Landscape Information
Upon accepting a teaching position at Harvard in 1937, Walter Gropius and his wife Ise designed a house and garden amid fields and woods on a pastoral property northwest of Boston. The two sited their Modernist house atop a hill in the center of a 5.5-acre parcel and spent the next 30 years developing the landscape. Repurposing the vernacular stone walls of the agricultural landscape, Gropius bordered a 20-foot wide grass plinth surrounding the house which drops away into a meadow. Similar stones used for the foundation of the house unite the architecture with its surroundings. An existing apple orchard on the northwest slope was retained and mature oaks, pines, and beech trees were transplanted to frame views and enclose the house. A formal garden was integrated with the house to unite interior and exterior spaces and provide a transition from the New England wetlands and woods. Trellised overhangs support grapevines and bittersweet while paired columns frame views from the house into the landscape.

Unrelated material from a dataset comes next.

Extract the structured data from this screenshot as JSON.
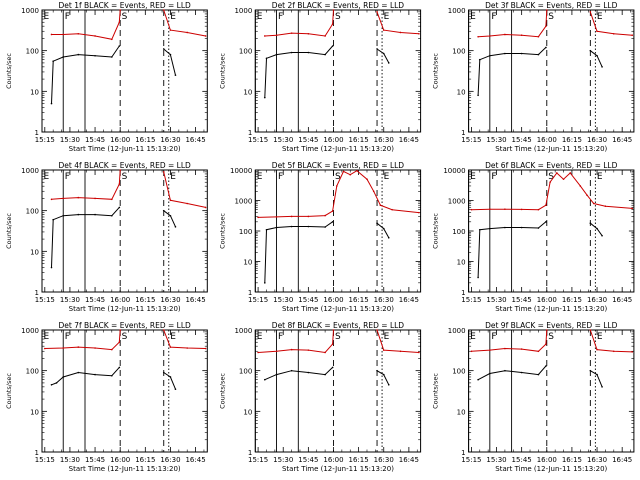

In 1957, inspired by a trip to Japan, Ise redesigned the perennial garden to incorporate azaleas, candytuft, and cotoneaster asymmetrically planted in a gravel bed surrounding a Japanese maple.
Ise Gropius bequeathed the property to the Society for the Preservation of New England Antiquities (now Historic New England) in 1980; it opened as a museum in 1984. The orchard and Japanese garden were restored to their 1960s appearance in 2001 by Mohr & Seredin one year after the estate was designated a National Historic Landmark.